In these times to check if CRC received was coincidental with the calculated, on calculated de CRC to de received message enlarged with the two bytes of the received CRC as a complete message. If the CRC result was zero, all right. Otherwise, error. Is important to appoint that this procedure needs that next to last byte in the calc tallies from the 2^0 to 2^7 bit and last byte from the 2^7 to the 2^15 bit. Why? Because this is that makes a zero result.
Today, software algorythms emulate old hardware procedures. CRC is the same. Bit order is the same. See the example in MODBUS over serial line specification and implemetation guide, page 41. Bit at the left end is 2^15, and bit at the right end is 2^0. Therefore, the byte to the right hand is Least Significant (lo-byte), and the byte to the left hand is the Most Significant (hi-byte), no matter Big endian or Little endian issues (this is binary algebra).
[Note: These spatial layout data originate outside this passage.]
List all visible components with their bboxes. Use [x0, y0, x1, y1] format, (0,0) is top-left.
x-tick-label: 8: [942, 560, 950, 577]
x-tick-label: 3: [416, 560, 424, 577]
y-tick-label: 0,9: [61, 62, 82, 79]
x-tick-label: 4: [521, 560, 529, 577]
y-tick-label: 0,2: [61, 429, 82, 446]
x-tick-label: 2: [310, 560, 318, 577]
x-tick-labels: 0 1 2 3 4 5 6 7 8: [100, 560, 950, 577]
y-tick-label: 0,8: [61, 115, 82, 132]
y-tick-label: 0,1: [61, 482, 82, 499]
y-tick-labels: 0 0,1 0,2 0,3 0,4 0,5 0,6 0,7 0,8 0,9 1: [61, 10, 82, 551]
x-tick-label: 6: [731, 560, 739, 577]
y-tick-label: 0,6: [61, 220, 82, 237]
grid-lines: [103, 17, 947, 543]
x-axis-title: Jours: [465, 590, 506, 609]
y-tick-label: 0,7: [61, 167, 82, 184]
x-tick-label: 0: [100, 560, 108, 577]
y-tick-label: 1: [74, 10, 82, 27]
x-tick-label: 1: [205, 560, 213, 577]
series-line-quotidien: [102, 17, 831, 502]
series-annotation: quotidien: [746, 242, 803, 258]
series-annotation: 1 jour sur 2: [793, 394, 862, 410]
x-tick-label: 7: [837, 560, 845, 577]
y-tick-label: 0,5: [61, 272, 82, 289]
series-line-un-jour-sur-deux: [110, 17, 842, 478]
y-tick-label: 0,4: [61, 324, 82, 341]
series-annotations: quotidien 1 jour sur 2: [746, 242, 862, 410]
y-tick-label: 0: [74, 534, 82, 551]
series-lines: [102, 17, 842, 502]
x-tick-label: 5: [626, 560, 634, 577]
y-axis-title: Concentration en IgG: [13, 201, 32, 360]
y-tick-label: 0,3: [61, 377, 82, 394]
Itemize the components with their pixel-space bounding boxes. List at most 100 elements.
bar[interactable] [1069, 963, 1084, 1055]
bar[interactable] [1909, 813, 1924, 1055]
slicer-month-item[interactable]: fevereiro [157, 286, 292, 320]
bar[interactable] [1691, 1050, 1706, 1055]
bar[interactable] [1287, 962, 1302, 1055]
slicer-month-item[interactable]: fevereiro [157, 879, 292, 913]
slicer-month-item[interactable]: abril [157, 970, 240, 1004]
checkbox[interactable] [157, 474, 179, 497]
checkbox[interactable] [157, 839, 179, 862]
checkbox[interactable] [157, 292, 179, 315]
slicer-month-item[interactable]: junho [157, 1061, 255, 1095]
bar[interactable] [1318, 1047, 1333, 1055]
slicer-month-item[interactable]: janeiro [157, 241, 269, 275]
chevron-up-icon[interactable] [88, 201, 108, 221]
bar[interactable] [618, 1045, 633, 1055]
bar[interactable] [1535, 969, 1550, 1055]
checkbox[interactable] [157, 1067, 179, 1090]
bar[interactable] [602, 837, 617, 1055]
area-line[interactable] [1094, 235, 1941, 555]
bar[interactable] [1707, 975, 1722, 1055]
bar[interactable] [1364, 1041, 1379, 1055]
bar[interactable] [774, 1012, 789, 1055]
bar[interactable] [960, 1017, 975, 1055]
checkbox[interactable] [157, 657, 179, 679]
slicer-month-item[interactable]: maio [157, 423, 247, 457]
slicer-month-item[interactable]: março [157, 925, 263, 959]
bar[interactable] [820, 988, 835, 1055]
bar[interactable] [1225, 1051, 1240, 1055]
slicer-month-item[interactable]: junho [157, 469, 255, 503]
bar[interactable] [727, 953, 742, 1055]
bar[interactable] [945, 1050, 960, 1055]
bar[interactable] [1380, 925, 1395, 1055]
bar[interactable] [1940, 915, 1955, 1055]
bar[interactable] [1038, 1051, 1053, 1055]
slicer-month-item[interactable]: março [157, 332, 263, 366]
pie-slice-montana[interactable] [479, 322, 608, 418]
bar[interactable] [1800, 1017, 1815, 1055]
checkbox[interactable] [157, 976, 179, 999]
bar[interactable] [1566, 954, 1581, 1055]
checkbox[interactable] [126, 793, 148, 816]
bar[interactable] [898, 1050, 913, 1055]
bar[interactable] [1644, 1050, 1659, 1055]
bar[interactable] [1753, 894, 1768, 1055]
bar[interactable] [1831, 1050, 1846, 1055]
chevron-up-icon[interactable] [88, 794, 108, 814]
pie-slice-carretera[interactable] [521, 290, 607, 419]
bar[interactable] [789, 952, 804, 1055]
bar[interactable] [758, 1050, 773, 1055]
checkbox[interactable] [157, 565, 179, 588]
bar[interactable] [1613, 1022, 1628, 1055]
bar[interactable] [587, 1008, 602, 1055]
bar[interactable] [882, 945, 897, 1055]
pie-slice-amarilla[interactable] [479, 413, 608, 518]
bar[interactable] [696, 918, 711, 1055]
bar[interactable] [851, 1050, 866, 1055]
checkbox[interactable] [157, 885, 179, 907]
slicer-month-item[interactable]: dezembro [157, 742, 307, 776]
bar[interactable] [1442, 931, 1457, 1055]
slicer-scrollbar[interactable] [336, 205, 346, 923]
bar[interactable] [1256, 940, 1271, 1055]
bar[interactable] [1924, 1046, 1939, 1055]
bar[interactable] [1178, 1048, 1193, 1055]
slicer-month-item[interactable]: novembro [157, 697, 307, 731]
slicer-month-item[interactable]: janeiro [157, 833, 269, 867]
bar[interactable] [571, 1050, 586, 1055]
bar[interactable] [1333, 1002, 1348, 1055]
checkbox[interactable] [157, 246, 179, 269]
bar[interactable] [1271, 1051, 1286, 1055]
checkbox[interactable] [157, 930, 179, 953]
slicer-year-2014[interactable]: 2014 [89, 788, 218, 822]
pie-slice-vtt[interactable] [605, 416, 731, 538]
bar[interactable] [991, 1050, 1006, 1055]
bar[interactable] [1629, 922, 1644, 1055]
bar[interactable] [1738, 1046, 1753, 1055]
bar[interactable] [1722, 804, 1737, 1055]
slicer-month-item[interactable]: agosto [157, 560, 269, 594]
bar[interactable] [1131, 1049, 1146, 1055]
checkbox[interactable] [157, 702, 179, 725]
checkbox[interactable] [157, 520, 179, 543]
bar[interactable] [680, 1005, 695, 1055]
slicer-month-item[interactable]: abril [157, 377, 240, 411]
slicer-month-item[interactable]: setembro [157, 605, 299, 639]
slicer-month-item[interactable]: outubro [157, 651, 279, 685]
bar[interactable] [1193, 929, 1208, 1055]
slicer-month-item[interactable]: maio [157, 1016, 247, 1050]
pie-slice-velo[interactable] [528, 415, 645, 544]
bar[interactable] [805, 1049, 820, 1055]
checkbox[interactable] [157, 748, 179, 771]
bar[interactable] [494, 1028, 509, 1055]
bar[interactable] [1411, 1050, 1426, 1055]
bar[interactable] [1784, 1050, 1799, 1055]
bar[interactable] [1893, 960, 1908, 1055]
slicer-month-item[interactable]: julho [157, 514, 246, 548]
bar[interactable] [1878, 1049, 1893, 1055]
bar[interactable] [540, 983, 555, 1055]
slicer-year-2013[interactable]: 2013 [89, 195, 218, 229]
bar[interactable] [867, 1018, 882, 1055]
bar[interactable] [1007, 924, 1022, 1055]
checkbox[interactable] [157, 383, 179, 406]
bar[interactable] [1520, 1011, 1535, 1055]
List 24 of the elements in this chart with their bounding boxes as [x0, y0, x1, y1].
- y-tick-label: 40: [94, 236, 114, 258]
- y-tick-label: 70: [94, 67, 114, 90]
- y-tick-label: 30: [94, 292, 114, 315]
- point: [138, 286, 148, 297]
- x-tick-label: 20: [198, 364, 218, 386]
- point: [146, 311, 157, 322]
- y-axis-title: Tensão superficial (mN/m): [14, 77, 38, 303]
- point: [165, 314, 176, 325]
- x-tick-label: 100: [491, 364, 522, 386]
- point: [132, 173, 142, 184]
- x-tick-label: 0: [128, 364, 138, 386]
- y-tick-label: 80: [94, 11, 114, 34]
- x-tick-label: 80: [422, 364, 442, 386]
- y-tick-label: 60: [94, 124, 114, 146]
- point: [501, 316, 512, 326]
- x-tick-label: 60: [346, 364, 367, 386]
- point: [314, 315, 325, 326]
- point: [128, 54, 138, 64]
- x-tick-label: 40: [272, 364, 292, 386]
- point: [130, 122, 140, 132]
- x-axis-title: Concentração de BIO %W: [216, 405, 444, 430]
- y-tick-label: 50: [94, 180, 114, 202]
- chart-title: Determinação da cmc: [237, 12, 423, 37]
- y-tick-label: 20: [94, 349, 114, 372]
Now, if you print the uchCRCLo variable before return from the proposed CRC16 function, you will see that printed value is the MSB in the example and uchCRCHi variable printed is the LSB. On Intel, on Motorola, or in any other CPU. For this reason I say that C function is wrong and the tables are swapped.
Ending. The composed value returned for CRC16 function is affected by the Big or Little endian issue. If you don't want problems, modify the function and return two separated values. But have in mind the proposed modication to the C algorythm and swapp the tables, as indicated for my in previous reply.